To zmiana frontu w resorcie. Bo jeszcze jesienią ubiegłego roku interpretacja przepisów była taka: "dłużnik zaoszczędził na wydatku, który musiałby zostać przez niego poniesiony, gdyby nie umorzono mu długu. (...) zaoszczędzenie wydatków musi być traktowane na równi z przyrostem majątku". - Na podstawie tej interpretacji rozpoczęliśmy przygotowania do wystawienia deklaracji PIT-8C blisko 30 tysiącom osób. W ubiegłym roku umorzyliśmy zaległości na kwotę 12 mln zł. Nie tylko długi czynszowe, ale i drobniejsze umorzenia, m.in. kary za jazdę bez biletu. Teraz ministerstwo uprzywilejowuje ok. 3 tys. najuboższych z długami czynszowymi - mówi rzecznik Ratusza Agnieszka Kłąb. Zastrzega jednak, że nowej interpretacji z ministerstwa urząd jeszcze nie otrzymał.

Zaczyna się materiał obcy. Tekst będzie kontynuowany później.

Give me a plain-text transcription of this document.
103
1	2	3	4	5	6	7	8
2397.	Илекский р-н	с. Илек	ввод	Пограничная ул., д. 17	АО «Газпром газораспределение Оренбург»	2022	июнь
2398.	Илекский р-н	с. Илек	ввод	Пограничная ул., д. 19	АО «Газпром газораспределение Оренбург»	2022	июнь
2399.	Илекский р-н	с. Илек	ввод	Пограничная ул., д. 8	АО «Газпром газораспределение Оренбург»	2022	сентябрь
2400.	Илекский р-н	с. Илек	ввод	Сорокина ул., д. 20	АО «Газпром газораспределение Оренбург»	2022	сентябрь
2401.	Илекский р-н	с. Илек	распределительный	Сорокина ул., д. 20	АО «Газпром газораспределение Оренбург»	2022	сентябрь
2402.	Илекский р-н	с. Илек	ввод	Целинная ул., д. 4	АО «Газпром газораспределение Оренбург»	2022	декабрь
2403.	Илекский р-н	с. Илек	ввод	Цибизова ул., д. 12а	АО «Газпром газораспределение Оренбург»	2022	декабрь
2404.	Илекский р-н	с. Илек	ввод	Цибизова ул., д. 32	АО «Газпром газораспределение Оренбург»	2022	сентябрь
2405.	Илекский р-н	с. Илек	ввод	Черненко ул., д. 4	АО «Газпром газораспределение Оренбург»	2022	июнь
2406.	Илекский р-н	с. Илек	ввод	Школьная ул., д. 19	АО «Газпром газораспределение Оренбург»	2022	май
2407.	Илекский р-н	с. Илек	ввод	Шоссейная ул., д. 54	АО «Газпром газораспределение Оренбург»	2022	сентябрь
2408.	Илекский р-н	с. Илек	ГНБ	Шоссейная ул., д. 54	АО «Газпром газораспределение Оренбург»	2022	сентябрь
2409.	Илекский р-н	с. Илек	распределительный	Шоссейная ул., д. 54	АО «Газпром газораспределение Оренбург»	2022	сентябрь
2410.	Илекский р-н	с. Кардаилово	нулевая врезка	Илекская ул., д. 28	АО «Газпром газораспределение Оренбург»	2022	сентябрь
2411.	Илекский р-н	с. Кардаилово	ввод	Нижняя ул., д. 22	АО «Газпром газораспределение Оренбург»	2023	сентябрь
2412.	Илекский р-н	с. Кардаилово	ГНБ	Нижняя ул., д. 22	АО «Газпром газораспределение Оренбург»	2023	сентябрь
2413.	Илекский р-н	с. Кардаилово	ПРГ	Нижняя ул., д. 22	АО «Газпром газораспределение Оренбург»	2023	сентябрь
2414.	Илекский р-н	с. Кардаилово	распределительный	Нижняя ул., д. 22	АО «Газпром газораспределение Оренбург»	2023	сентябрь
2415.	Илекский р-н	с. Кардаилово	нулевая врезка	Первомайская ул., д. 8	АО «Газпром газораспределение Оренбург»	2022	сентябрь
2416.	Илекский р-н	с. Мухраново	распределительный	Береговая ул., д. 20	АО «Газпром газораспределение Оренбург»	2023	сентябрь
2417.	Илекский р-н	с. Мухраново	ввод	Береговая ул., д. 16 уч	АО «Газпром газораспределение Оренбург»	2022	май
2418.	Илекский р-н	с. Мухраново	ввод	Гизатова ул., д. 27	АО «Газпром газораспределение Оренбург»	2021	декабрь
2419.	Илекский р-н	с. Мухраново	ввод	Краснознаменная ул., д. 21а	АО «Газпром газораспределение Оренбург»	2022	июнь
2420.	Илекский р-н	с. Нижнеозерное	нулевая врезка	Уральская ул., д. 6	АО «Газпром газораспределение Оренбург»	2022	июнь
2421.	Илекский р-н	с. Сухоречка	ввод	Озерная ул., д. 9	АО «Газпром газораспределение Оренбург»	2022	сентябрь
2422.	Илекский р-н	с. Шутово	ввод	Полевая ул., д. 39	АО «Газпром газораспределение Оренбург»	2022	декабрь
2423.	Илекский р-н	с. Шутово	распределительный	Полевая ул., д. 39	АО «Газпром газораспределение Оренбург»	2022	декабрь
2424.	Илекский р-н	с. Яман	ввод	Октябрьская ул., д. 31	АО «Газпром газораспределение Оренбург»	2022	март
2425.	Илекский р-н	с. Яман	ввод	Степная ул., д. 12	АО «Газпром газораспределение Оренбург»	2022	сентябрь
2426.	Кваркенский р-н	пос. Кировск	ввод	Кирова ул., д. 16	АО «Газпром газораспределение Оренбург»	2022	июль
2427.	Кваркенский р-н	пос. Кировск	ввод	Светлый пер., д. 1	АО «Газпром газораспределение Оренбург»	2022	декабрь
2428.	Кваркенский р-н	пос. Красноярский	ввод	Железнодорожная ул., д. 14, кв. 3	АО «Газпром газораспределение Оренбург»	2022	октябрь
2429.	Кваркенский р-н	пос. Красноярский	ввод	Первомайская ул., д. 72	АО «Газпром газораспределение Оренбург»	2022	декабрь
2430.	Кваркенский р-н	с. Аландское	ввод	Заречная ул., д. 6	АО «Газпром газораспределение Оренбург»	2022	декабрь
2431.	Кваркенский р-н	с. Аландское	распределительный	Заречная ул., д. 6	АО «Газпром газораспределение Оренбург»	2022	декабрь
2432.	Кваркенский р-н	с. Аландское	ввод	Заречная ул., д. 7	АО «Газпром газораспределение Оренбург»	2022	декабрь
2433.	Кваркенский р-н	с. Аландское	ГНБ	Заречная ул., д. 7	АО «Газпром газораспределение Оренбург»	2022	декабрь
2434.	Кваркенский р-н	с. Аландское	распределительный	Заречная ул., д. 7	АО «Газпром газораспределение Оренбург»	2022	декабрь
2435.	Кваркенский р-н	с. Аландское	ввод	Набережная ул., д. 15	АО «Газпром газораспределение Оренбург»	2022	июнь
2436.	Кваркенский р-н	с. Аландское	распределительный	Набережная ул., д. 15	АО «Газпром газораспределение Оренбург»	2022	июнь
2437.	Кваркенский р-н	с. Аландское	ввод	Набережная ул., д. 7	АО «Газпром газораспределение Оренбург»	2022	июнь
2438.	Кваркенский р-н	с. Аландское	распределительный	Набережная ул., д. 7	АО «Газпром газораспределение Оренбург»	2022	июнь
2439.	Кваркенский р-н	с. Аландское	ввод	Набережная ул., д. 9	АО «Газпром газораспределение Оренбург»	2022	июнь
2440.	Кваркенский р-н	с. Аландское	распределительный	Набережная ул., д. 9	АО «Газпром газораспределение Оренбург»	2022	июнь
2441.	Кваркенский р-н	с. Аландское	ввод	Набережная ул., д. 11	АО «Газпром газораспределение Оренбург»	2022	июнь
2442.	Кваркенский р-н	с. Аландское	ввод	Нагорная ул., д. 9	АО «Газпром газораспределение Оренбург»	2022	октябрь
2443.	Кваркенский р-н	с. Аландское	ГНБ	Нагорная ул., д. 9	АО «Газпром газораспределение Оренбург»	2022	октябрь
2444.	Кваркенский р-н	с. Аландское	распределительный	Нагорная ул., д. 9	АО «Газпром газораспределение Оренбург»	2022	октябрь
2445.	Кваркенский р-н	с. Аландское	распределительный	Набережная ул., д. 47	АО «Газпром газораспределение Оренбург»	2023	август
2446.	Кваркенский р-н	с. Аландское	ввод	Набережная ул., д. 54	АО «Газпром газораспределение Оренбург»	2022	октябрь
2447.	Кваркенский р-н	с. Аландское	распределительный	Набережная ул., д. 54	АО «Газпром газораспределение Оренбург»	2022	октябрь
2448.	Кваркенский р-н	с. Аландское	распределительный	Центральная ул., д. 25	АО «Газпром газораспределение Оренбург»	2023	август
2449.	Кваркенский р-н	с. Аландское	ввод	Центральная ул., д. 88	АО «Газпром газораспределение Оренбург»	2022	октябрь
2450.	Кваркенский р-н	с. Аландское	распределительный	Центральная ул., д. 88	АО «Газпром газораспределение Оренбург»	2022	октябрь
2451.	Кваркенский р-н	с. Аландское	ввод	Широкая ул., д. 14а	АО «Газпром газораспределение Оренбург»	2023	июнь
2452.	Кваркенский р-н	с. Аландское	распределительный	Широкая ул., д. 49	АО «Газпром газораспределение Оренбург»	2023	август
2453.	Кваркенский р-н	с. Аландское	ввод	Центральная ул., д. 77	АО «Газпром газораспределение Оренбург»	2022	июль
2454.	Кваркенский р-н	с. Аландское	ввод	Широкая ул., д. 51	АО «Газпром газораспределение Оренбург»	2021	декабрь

W tym tygodniu Ministerstwo Finansów podjęło decyzję o zaniechaniu "poboru podatku dochodowego od osób fizycznych z tytułu umorzenia przez jednostki samorządu terytorialnego należności pieniężnych związanych z użytkowaniem lokalu mieszkalnego". - Dzięki tym rozwiązaniom osoby wynajmujące lokale komunalne i socjalne, które znalazły się w trudnej sytuacji i uzyskały umorzenie należności, nie będą musiały odprowadzać podatku z tego tytułu. Przemawia za tym ważny interes społeczny - ocenił wicepremier, minister rozwoju i finansów Mateusz Morawiecki. Rozporządzenie dotyczy długów umorzonych w latach 2016 i 2017. Od 2018 roku regulować to mają docelowe rozwiązania ustawowe.
- Bardzo dobra decyzja! I niepotrzebne zamieszanie - mówi Iwona Król, jedna z osób, którym stołeczni urzędnicy zgodzili się umorzyć dług za czynsz. Pani Iwona po stracie pracy dorobiła się 10 tys. zł zaległości i już się martwiła, skąd wziąć 1,8 tys. zł na podatek.
Podatek od umorzenia długu za jazdę bez biletu trzeba jednak będzie płacić. Tych drobniejszych dłużników decyzja resortu finansów nie obejmuje.